Not all evil foreign leaders, mind you. Not those of, say, Saudi Arabia, one of the most brutal oligarchies on Earth. This is a place where a king’s promise to grant women the right to vote (in three years!) is being lauded as an enormous step forward; where courts can sentence a woman caught driving a car to be publicly whipped; and where any hint of dissent is met with imprisonment, torture and execution. The reason the Great Democracies of the World don’t touch a hair on the head of this despicable regime is clear to all. We have been granted petro-privileges.

But the Let’s-kill-the-bad-guy scenario is sexier, and it has so seized the public imagination that there seems to be no brain space left over to consider anything else. Such as the implications of the fact that Libya’s “rebel fighters” have been directed byNATO’s own ground forces and commando units.

Americans like their morality neat. They like their foreign policy in no-frills, good-vs.-evil terms, just as they remember from Sunday school and children’s cartoons. It is a story line designed to streamline complex ideas for ingestion by juveniles. In its simplicity, it presumes the absence of any more complicated intellectual function.

One of the most insidious features of the kill-the-bad-guy approach to warfare is that it blurs any distinction between a dictator and his populace. By limiting their focus to Gaddafi as an individual, Americans have been able to ignore the effect upon Libya’s citizenry of all those US Tomahawks and nuclear submarines.

What else do we miss, by framing the military assault upon Libya as a noble, tyrant-eliminating crusade?

We blind ourselves to the lessons of history. With all the emphasis on Gaddafi’s wickedness, geopolitical context goes out the window. The citizens of the NATO countries – after all, it is we who are financing the slaughter — are prevented from seeing the campaign as one more example of straight-up colonialism (see former Congresswoman Cynthia McKinney’s video).

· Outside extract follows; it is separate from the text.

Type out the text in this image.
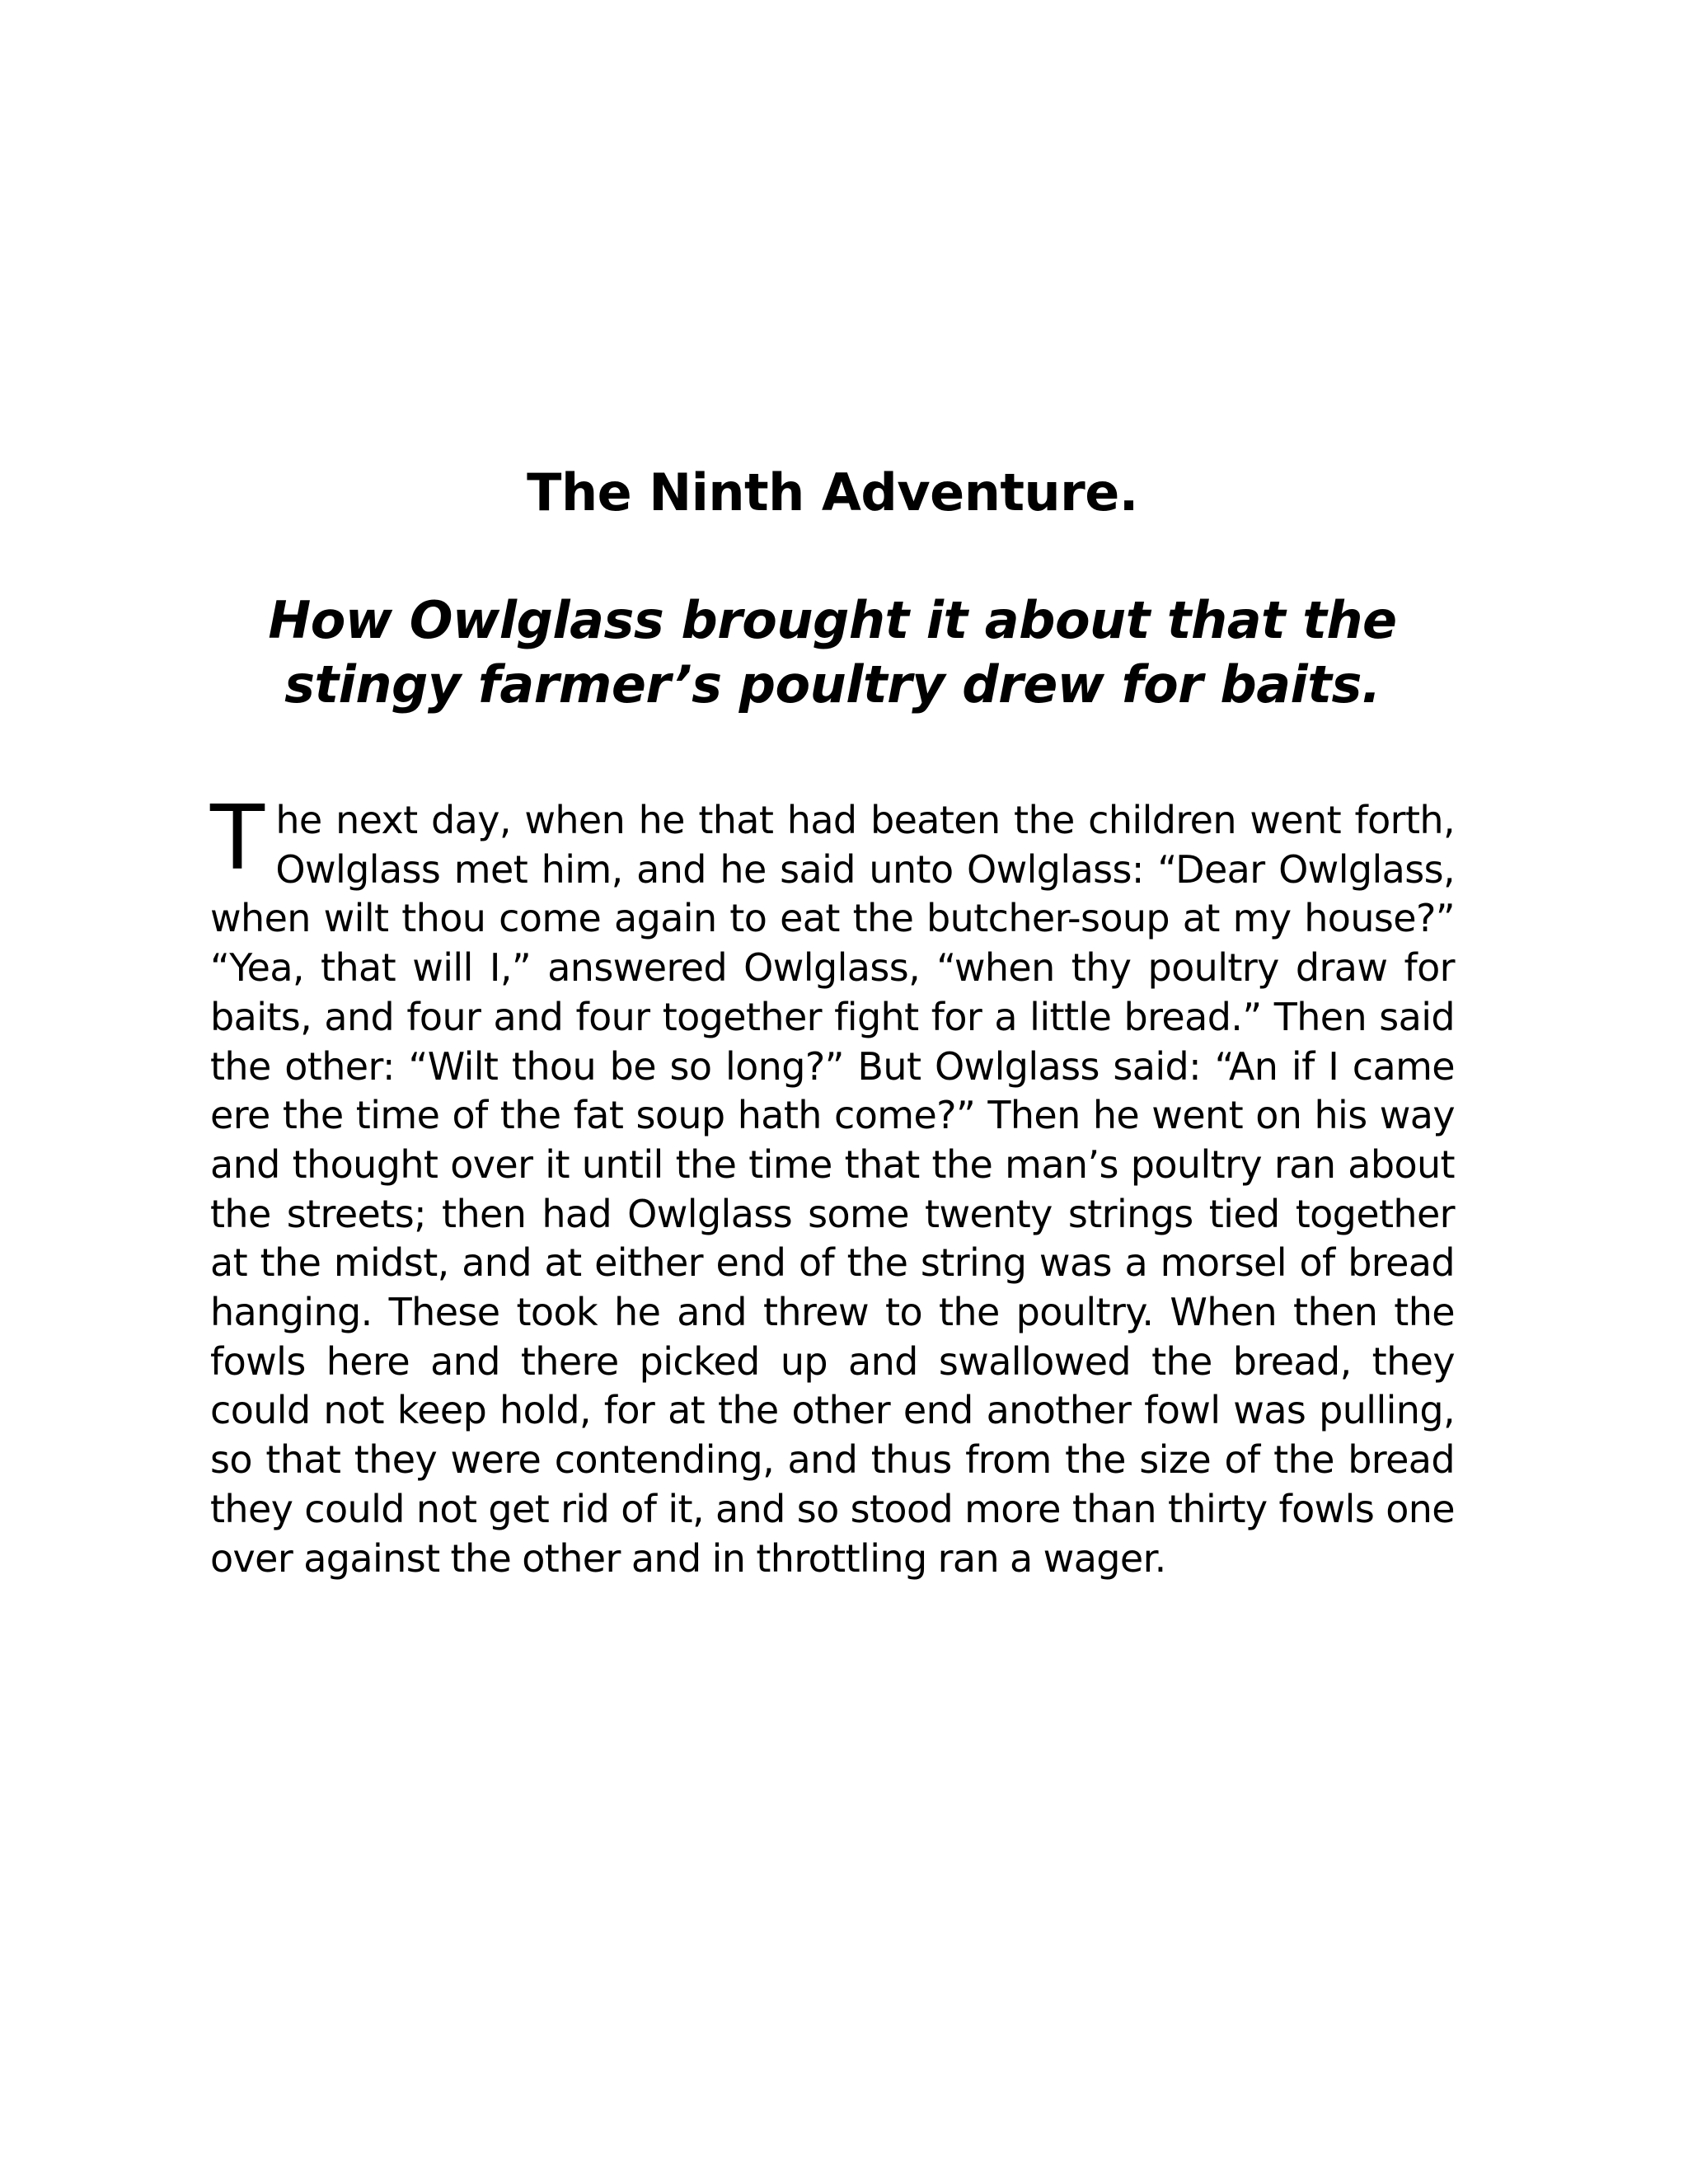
The Ninth Adventure.
How Owlglass brought it about that the stingy farmer’s poultry drew for baits.

The next day, when he that had beaten the children went forth, Owlglass met him, and he said unto Owlglass: “Dear Owlglass, when wilt thou come again to eat the butcher-soup at my house?” “Yea, that will I,” answered Owlglass, “when thy poultry draw for baits, and four and four together fight for a little bread.” Then said the other: “Wilt thou be so long?” But Owlglass said: “An if I came ere the time of the fat soup hath come?” Then he went on his way and thought over it until the time that the man’s poultry ran about the streets; then had Owlglass some twenty strings tied together at the midst, and at either end of the string was a morsel of bread hanging. These took he and threw to the poultry. When then the fowls here and there picked up and swallowed the bread, they could not keep hold, for at the other end another fowl was pulling, so that they were contending, and thus from the size of the bread they could not get rid of it, and so stood more than thirty fowls one over against the other and in throttling ran a wager.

This assault on Libya is just the latest salvo in what was once called “the scramble for Africa,” a series of invasions perpetrated by the same Western powers. Indeed, Gaddafi rose to power 42 years ago on the wave of the Libyan people’s backlash against Italian domination.

X-Ray Vision

It could be argued that the very reason for the darkness of this era on Earth is to force truth-seekers to learn to see in the dark.  Many souls are meeting these transits’ challenge right now; piercing through the ambient noise of cultural corruption and social nonsense with a bold (Uranus) X-ray vision (Pluto).

We do so by asking questions. Such as, in this case: From what set of assumptions does the notion derive that because Muammar Gaddafi is bad, destroying the country he rules must be good? It derives from our enslavement to a dualistic worldview. We’ll be discussing this further in next month’s Skywatch.

As to whether such assumptions have been proven valid by global events, we need only remember that this Libya story uses the same argument that was deployed by the same cabal eight years ago. Remember when all objections to the US bombing of Bagdad were countered by the non-sequitur about Saddam Hussein being a torturing brute?

We might further ask ourselves: Does a familiarity with military history suggest that war is a good idea, or that warmongers are friends of the human race?

By asking common-sense questions, it is possible to stay engaged yet unscathed by the violence and mendacity of these intense times; even to be inspired by them. It is possible to use the perversions of mass thinking as a grindstone, against which to hone our own independent thinking sharper than it has ever been.

It is possible to see clearly, whether or not the Sun is out.

_______________

 

Notes:

1 An article in the 8/22 New York Times Business section made no bones about it: “”Colonel Qaddafi proved to be a problematic partner for the international oil companies, frequently raising fees and taxes and making other demands. A new government with close ties to NATO may be an easier partner for Western nations to deal with.”